Um compromisso em rápida expansão
A Moldova é hoje o segundo maior beneficiário do Mecanismo Europeu de Apoio à Paz, atrás da Ucrânia, com 197 milhões de euros comprometidos para o período 2021-2025 (EEAS, EEAS). Em Maio, a chefe da diplomacia europeia, Kaja Kallas, propôs duplicar o financiamento anual à Moldova através deste instrumento para 120 milhões de euros, o que faria dele o maior pacote fora da Ucrânia (EEAS).
O ministro da Defesa moldavo, Anatolie Nosatîi, sustenta que os veículos irão melhorar a formação, a interoperabilidade e o alinhamento com os padrões europeus (Digi24). A Roménia, que faz fronteira com a Moldova e partilha laços linguísticos com o país, apresenta a compra como um reforço directo da defesa moldava. Na Europa de Leste, o apoio político é amplo.
A unanimidade, porém, não existe. Robert Fico, primeiro-ministro da Eslováquia, trata a ajuda militar europeia a países que não pertencem à UE como um factor de escalada e procura posicionar Bratislava como um «país de paz» (European Interest). As suas críticas não visam este contrato em particular, mas a categoria mais ampla da assistência militar financiada pelo mecanismo. Ainda assim, mostram o limite institucional do modelo: as medidas do Mecanismo Europeu de Apoio à Paz exigem acordo entre Estados-Membros no Conselho, e governos que vêem o apoio militar como provocação podem atrasar pacotes futuros.
A lacuna de escrutínio
A tensão mais relevante não está na discordância política, mas na transparência. O contrato de aquisição, o plano de manutenção e o acordo sobre quem pagará peças sobresselentes, reparações e formação depois da entrega não aparecem nos registos públicos analisados (Defence Blog). Sabe-se que os veículos chegarão. Não se sabe quem ficará responsável pela cadeia de apoio quando estiverem no terreno.

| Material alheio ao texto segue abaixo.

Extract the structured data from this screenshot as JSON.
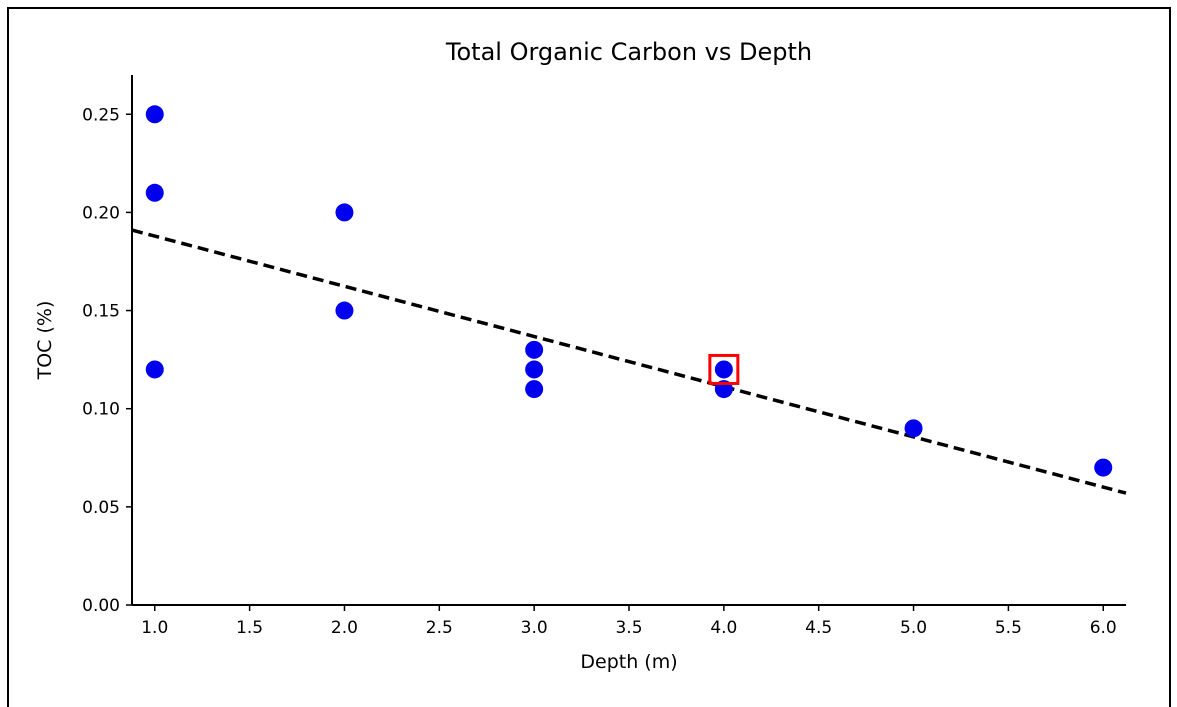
{
  "chart_data": {
    "type": "scatter",
    "title": "Total Organic Carbon vs Depth",
    "xlabel": "Depth (m)",
    "ylabel": "TOC (%)",
    "xlim": [
      0.88,
      6.12
    ],
    "ylim": [
      0.0,
      0.27
    ],
    "xticks": [
      "1.0",
      "1.5",
      "2.0",
      "2.5",
      "3.0",
      "3.5",
      "4.0",
      "4.5",
      "5.0",
      "5.5",
      "6.0"
    ],
    "yticks": [
      "0.00",
      "0.05",
      "0.10",
      "0.15",
      "0.20",
      "0.25"
    ],
    "grid": false,
    "series": [
      {
        "marker_color": "#0000ee",
        "points": [
          {
            "x": 1.0,
            "y": 0.25
          },
          {
            "x": 1.0,
            "y": 0.21
          },
          {
            "x": 1.0,
            "y": 0.12
          },
          {
            "x": 2.0,
            "y": 0.2
          },
          {
            "x": 2.0,
            "y": 0.15
          },
          {
            "x": 3.0,
            "y": 0.13
          },
          {
            "x": 3.0,
            "y": 0.12
          },
          {
            "x": 3.0,
            "y": 0.11
          },
          {
            "x": 4.0,
            "y": 0.12
          },
          {
            "x": 4.0,
            "y": 0.11
          },
          {
            "x": 5.0,
            "y": 0.09
          },
          {
            "x": 6.0,
            "y": 0.07
          }
        ]
      }
    ],
    "trendline": {
      "style": "dashed",
      "color": "#000000",
      "points": [
        {
          "x": 0.88,
          "y": 0.191
        },
        {
          "x": 6.12,
          "y": 0.057
        }
      ]
    },
    "highlight": {
      "x": 4.0,
      "y": 0.12,
      "color": "#ff0000"
    }
  }
}
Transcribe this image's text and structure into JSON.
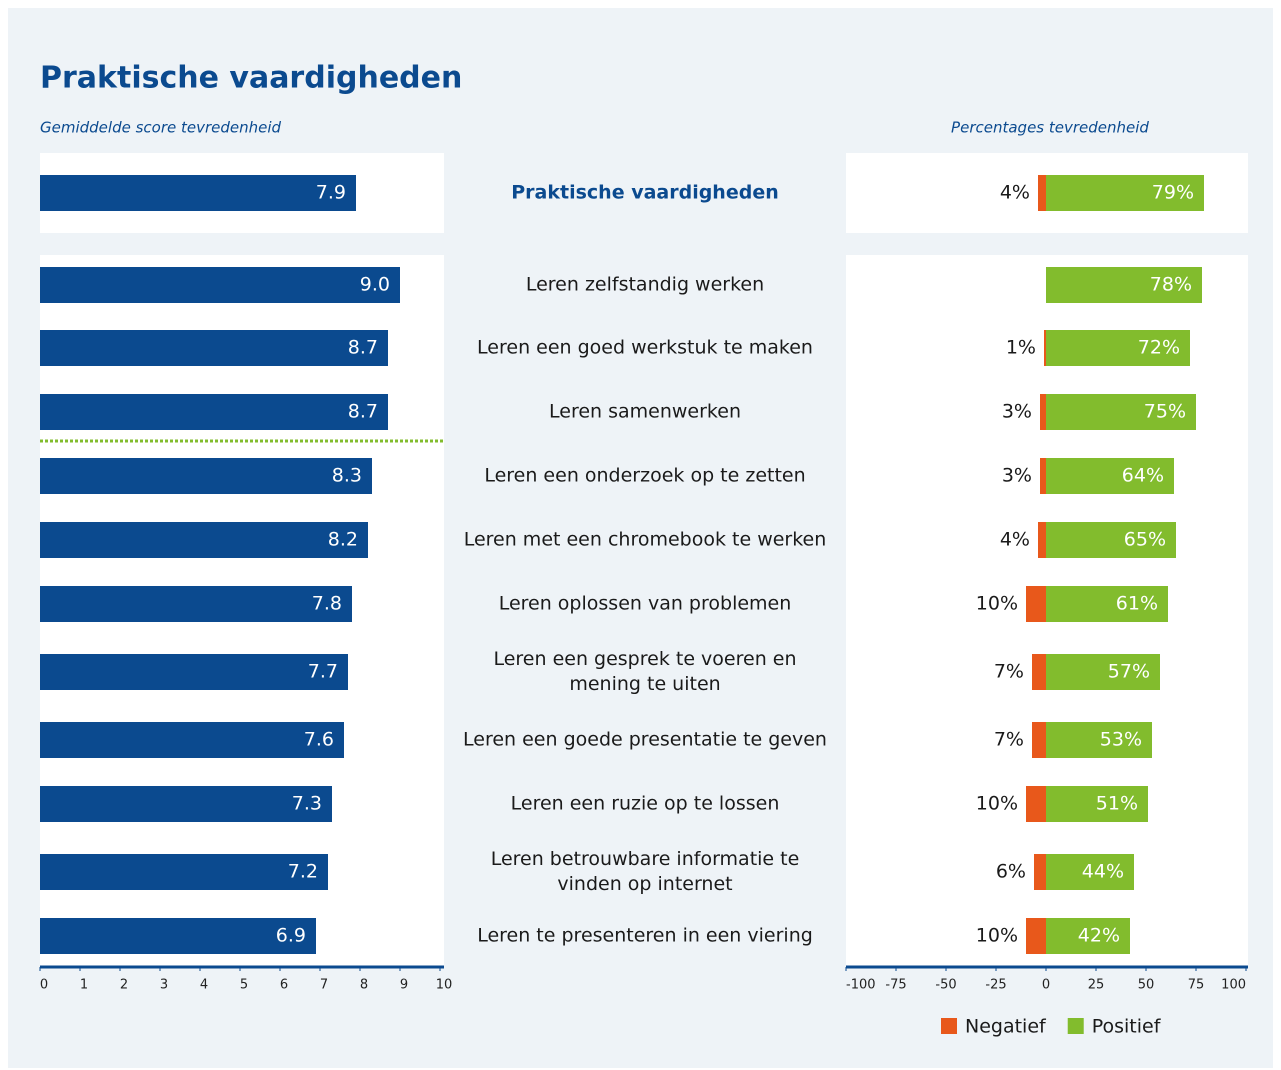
{
  "chart_data": {
    "type": "bar",
    "title": "Praktische vaardigheden",
    "score_panel": {
      "subtitle": "Gemiddelde score tevredenheid",
      "xlim": [
        0,
        10
      ],
      "xticks": [
        0,
        1,
        2,
        3,
        4,
        5,
        6,
        7,
        8,
        9,
        10
      ],
      "color": "#0b4a8f"
    },
    "percentage_panel": {
      "subtitle": "Percentages tevredenheid",
      "xlim": [
        -100,
        100
      ],
      "xticks": [
        -100,
        -75,
        -50,
        -25,
        0,
        25,
        50,
        75,
        100
      ],
      "legend": "bottom"
    },
    "total": {
      "category": "Praktische vaardigheden",
      "score": 7.9,
      "score_label": "7.9",
      "negative": 4,
      "negative_label": "4%",
      "positive": 79,
      "positive_label": "79%"
    },
    "categories": [
      "Leren zelfstandig werken",
      "Leren een goed werkstuk te maken",
      "Leren samenwerken",
      "Leren een onderzoek op te zetten",
      "Leren met een chromebook te werken",
      "Leren oplossen van problemen",
      "Leren een gesprek te voeren en mening te uiten",
      "Leren een goede presentatie te geven",
      "Leren een ruzie op te lossen",
      "Leren betrouwbare informatie te vinden op internet",
      "Leren te presenteren in een viering"
    ],
    "scores": {
      "values": [
        9.0,
        8.7,
        8.7,
        8.3,
        8.2,
        7.8,
        7.7,
        7.6,
        7.3,
        7.2,
        6.9
      ],
      "value_labels": [
        "9.0",
        "8.7",
        "8.7",
        "8.3",
        "8.2",
        "7.8",
        "7.7",
        "7.6",
        "7.3",
        "7.2",
        "6.9"
      ]
    },
    "series": [
      {
        "name": "Negatief",
        "color": "#e8581b",
        "values": [
          null,
          1,
          3,
          3,
          4,
          10,
          7,
          7,
          10,
          6,
          10
        ],
        "value_labels": [
          null,
          "1%",
          "3%",
          "3%",
          "4%",
          "10%",
          "7%",
          "7%",
          "10%",
          "6%",
          "10%"
        ]
      },
      {
        "name": "Positief",
        "color": "#82bc2d",
        "values": [
          78,
          72,
          75,
          64,
          65,
          61,
          57,
          53,
          51,
          44,
          42
        ],
        "value_labels": [
          "78%",
          "72%",
          "75%",
          "64%",
          "65%",
          "61%",
          "57%",
          "53%",
          "51%",
          "44%",
          "42%"
        ]
      }
    ]
  }
}
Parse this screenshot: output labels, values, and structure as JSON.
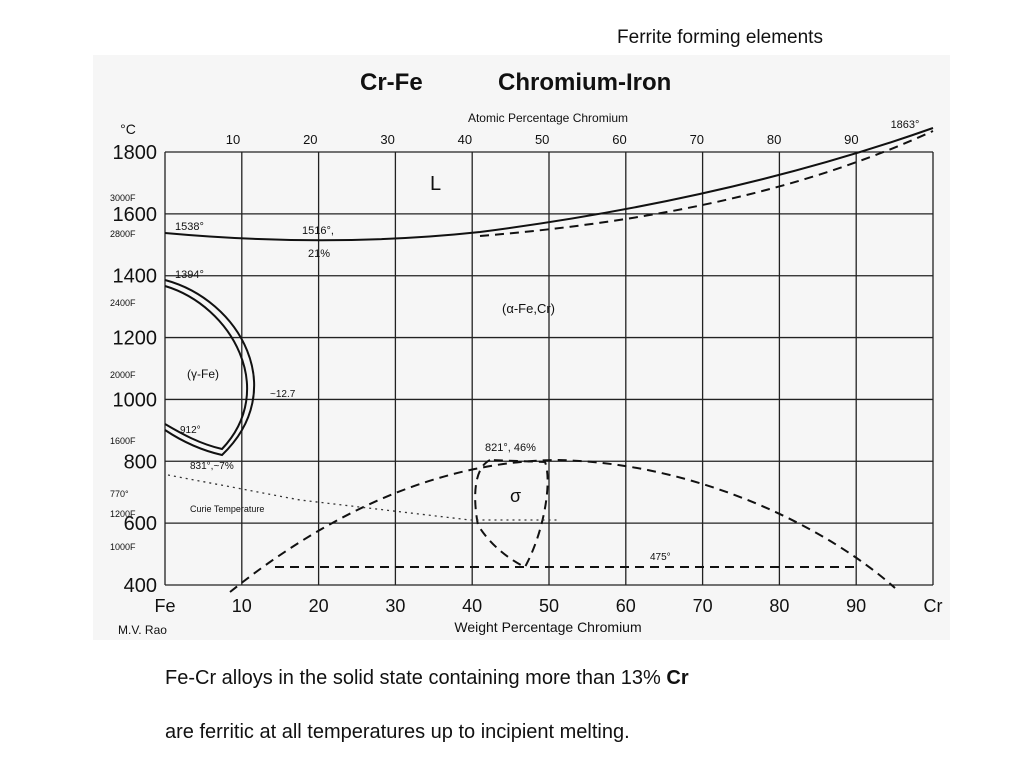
{
  "header": {
    "title": "Ferrite forming elements"
  },
  "diagram": {
    "title_formula": "Cr-Fe",
    "title_name": "Chromium-Iron",
    "top_axis_label": "Atomic Percentage Chromium",
    "top_ticks": [
      "10",
      "20",
      "30",
      "40",
      "50",
      "60",
      "70",
      "80",
      "90"
    ],
    "top_right": "1863°",
    "y_unit": "°C",
    "y_ticks": [
      "1800",
      "1600",
      "1400",
      "1200",
      "1000",
      "800",
      "600",
      "400"
    ],
    "f_ticks": [
      "3000F",
      "2800F",
      "2400F",
      "2000F",
      "1600F",
      "770°",
      "1200F",
      "1000F"
    ],
    "x_ticks": [
      "Fe",
      "10",
      "20",
      "30",
      "40",
      "50",
      "60",
      "70",
      "80",
      "90",
      "Cr"
    ],
    "x_axis_label": "Weight Percentage Chromium",
    "credit": "M.V. Rao",
    "labels": [
      "L",
      "1538°",
      "1516°,",
      "21%",
      "1394°",
      "(α-Fe,Cr)",
      "(γ-Fe)",
      "~12.7",
      "912°",
      "831°,~7%",
      "Curie Temperature",
      "821°, 46%",
      "σ",
      "475°"
    ]
  },
  "caption": {
    "line1": "Fe-Cr alloys in the solid state containing more than 13% ",
    "line1_bold": "Cr",
    "line2": "are ferritic at all temperatures up to incipient melting."
  }
}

Isto conta porque o modelo está a expandir-se. Se a UE duplicar a dotação anual da Moldova para 120 milhões de euros, o RKIK estónio, ou agências nacionais equivalentes, passarão a gerir montantes maiores com o mesmo grau limitado de documentação pública. A questão já não é saber se a União consegue comprar veículos blindados para um país parceiro. Consegue. A questão é saber se os contribuintes conseguem seguir o percurso do dinheiro, identificar quem aprovou a despesa, perceber quem manterá a frota operacional e saber quem responde se este modelo for aplicado a mais países e a contratos de maior dimensão.